憮然とした表情のギルド長に追い出される形で、アルレルトたちは執務室を退室した。


「ネロは…来ていませんね」

「待ちましょう、時間はあるしね」


アルレルトとイデアが頷きあっていると、受付嬢がやってきた。


「お二人宛にネロ様から言伝を預かりました」

「ネロから言伝?」

「はい、『用事が出来てしばらくギルドに来れないから、私のことは忘れて別の探索役(シーフ)を探してくれ』、だそうです」


言伝を告げた受付嬢は去っていったが、アルレルトとイデアは突然の別れに困惑した。


「一体どういうことですか?、ネロにはもう会えないということ……イデア…?」


アルレルトが俯いてからイデアを顔を見ると、見たこともないような恐ろしい憤怒の表情をしていた。


思わずアルレルトは恐る恐る話しかけてしまった。


「一方的に別れるなんて許せないわ。
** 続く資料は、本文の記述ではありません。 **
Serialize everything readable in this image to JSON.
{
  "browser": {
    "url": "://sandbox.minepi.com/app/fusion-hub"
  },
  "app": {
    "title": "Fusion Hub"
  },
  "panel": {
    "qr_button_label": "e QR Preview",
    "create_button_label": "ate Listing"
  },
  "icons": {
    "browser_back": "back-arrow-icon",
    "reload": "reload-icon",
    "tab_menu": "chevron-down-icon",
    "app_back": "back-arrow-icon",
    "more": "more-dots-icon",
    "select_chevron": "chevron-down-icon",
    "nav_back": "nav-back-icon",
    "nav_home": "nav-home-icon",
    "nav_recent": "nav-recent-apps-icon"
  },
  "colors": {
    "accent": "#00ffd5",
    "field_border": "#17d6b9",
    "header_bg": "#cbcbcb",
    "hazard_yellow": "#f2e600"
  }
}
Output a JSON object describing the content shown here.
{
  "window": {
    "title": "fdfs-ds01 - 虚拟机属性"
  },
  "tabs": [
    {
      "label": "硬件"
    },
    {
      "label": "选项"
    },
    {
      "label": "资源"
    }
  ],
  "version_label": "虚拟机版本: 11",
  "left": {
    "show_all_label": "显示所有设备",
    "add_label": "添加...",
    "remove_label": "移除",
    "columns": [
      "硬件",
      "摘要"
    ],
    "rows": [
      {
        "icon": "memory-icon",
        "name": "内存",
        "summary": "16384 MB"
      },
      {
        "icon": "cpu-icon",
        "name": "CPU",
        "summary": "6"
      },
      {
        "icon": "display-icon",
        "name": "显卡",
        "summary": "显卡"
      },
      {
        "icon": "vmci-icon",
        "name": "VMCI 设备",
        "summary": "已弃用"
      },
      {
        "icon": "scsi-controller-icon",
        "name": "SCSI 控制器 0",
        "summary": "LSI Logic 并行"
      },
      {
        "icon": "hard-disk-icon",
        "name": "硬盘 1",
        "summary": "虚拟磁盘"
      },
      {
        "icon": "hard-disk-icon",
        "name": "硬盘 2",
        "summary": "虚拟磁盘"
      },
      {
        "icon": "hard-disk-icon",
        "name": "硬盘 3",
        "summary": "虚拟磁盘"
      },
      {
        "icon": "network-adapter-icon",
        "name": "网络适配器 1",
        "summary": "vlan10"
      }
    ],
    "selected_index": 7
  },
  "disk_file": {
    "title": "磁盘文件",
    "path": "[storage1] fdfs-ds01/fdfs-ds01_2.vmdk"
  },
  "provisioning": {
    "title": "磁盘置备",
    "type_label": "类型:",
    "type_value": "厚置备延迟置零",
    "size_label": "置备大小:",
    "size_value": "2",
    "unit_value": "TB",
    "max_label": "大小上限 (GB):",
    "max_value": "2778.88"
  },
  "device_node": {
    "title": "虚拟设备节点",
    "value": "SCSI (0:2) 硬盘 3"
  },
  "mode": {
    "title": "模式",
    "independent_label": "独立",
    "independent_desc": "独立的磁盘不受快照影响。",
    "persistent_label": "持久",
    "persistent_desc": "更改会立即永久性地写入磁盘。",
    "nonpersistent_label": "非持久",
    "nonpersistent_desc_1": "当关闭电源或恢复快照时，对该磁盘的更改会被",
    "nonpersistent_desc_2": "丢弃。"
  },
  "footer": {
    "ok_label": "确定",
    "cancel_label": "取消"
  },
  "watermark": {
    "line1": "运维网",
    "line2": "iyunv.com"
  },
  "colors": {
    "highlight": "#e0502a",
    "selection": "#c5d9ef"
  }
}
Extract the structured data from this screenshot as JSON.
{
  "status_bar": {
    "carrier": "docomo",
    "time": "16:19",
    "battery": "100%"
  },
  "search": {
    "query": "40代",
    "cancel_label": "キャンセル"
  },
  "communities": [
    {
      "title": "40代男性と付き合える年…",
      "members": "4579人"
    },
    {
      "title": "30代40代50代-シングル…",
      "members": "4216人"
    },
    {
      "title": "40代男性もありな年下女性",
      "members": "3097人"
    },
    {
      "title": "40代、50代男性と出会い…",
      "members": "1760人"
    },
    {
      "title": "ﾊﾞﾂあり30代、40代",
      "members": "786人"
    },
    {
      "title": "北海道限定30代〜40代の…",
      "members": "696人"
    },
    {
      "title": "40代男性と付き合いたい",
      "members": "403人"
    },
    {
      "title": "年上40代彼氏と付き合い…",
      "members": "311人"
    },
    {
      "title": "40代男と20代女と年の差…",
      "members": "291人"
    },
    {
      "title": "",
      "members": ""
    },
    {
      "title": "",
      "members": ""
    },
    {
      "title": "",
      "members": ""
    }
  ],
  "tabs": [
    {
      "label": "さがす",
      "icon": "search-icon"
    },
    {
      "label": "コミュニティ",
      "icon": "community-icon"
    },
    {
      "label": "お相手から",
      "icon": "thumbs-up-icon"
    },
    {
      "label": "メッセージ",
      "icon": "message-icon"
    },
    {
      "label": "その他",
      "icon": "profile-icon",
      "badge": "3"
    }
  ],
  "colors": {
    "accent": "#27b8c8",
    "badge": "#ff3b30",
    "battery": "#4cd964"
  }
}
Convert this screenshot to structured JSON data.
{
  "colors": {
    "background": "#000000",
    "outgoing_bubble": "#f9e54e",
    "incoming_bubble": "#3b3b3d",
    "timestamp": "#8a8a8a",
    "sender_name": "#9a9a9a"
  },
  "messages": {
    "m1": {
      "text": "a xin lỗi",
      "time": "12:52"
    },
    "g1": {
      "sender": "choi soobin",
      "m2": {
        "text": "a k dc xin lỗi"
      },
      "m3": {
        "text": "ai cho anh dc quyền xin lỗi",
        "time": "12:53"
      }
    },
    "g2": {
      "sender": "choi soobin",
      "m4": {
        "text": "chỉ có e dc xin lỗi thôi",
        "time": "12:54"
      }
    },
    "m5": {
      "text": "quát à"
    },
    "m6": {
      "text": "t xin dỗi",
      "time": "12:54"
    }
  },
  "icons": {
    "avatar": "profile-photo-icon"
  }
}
アル、今すぐネロに会いに行くわよ」

「そ、それは構いませんが顔が怖いですよ?」

「えっ?、そんな怖い顔になってた?」


自覚がないのかイデアは自分の顔を撫でて、不思議そうな顔をしていた。


「はい、俺は絶対にイデアは怒らせません」

「ちょっと!?、一体どんな顔をしてたのか、教えて!?」


アルレルトは絶対にイデアを怒らせないと誓い、イデアは自分が一体どんな顔をしていたのか、アルレルトに詰め寄るのだった。